Pics would be great as well Since I have no Manual . Thanks again lowveld & Yes There used to be some great hunting here , But has changed quite a bit because of the newer hunters have little or no respect for private property or farmland . Used to You could knock on just about anyones door & would have permision to hunt. But No one seems to think they need to ask anymore. How times have changed . Sorry I got carried away. :D . Bob
 
   / shims for 135D #10  
Gentlemen;

The 1300D lower gear case is a pain, if it has the O rings in lieu of the later seals. Mine has the O rings and the only way I could stop it from leaking oil around the O rings was to remove the lower gear case, and machine a second O ring groove above the original O ring. Two O rings will stop the leaking.

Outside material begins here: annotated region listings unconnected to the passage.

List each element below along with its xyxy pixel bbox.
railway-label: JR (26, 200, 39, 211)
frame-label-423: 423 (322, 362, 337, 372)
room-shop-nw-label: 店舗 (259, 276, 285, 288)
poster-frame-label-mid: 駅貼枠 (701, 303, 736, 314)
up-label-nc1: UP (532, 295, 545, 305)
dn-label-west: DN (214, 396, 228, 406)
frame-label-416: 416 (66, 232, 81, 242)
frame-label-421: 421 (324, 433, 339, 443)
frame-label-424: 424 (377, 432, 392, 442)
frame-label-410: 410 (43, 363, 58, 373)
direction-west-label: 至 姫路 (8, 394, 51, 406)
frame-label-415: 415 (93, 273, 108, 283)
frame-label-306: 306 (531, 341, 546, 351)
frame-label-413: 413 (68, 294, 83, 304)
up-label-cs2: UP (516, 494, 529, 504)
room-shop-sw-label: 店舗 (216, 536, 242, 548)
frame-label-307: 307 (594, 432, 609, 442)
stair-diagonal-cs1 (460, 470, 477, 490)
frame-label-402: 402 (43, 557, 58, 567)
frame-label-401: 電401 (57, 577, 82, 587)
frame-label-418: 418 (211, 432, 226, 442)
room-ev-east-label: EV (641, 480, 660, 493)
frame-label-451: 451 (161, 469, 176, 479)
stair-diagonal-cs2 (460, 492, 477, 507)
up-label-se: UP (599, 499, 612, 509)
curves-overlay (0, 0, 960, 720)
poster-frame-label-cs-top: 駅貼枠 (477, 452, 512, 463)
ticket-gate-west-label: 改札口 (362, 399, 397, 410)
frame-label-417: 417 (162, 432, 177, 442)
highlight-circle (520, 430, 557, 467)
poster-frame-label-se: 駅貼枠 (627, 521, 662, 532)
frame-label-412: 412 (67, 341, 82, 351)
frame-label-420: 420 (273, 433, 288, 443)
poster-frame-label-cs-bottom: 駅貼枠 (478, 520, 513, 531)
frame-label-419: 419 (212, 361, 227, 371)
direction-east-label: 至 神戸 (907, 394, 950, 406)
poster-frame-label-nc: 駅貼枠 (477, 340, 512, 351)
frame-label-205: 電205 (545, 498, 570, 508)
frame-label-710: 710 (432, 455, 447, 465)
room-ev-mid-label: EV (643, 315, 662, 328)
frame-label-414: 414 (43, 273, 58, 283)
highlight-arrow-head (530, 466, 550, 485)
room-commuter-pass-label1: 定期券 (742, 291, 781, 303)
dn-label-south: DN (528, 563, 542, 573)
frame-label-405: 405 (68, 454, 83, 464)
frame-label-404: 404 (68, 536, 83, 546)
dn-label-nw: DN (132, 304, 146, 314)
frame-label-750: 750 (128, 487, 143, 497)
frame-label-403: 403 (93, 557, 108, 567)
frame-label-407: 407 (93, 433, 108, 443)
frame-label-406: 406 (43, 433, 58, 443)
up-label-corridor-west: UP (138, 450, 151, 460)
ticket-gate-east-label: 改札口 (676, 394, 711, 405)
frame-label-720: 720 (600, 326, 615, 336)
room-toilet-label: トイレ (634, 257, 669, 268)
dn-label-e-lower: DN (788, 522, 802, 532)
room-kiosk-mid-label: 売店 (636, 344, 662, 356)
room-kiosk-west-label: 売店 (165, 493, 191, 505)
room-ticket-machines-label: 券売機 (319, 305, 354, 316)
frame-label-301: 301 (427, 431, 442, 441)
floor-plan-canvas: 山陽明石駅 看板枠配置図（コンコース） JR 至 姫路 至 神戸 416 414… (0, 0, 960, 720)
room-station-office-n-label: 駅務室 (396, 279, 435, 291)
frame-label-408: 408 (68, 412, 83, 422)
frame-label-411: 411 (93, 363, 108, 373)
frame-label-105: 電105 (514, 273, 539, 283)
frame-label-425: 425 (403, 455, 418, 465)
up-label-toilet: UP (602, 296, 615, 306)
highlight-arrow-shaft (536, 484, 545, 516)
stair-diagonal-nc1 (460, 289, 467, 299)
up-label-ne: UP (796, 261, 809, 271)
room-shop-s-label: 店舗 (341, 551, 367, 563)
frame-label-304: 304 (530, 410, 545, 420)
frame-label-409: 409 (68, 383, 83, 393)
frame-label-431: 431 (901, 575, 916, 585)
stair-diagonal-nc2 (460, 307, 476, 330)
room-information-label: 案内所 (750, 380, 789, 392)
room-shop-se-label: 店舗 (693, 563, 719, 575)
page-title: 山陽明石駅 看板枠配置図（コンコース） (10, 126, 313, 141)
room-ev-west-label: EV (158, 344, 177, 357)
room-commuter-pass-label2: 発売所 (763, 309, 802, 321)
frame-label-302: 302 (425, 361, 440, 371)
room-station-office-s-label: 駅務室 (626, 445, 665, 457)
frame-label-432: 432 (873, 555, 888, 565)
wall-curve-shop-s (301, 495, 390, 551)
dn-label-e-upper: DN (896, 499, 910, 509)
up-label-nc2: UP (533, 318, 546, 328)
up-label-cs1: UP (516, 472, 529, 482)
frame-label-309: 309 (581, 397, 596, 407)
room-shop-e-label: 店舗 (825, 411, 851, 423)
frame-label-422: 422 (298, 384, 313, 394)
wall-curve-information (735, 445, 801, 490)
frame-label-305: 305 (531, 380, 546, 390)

The lower gear case will fit into a 9 inch swing lathe like by South Bend Lathe just fine. The reason for the oil leak around the O ring is that dirt and grit over years will invade the gear case and cause wear where the O ring is no longer effective.

The 1300D , 135D and 155D are really tough wonderful machines. I bought my 1300D instead of a 1500D because I wanted to use it in my woods and it will drive in between trees real easy. I decided to rebuild it and so far I have rebuilt the engine, front gear boxes, new steering shaft bushing, some wiring, brakes, and the U-joints of the propeller shaft to front axle. It did not absolutely need all of this, but I just decided to do it. The rebuilt engine is a real horse now, and I have to be careful that I don't get thrown off by its power sometimes. I am glad it has a rops. Even with doing all this work I only have about $3,500.00 in the tractor.

I bought a new 48 inch tiller from Danny Parker and the rebuilt engine does not even hint of a problem with power to run the tiller. It now has about 550 Psi of compression, where it formerly had only about 420Psi. I built a stone wall earlier this year and hauled about 40 tons of stones from the woods up to my house with the tractor, sometimes at more than a half ton per load. With the 4 wheel drive the tractor and in low range the tractor will creep over large stones and small logs like a hummer.

The front drive gear boxes are not hard to rebuilt, but I found that someone before me had been in them and did a shade tree mechanic job on them, leaving some things not fitted properly.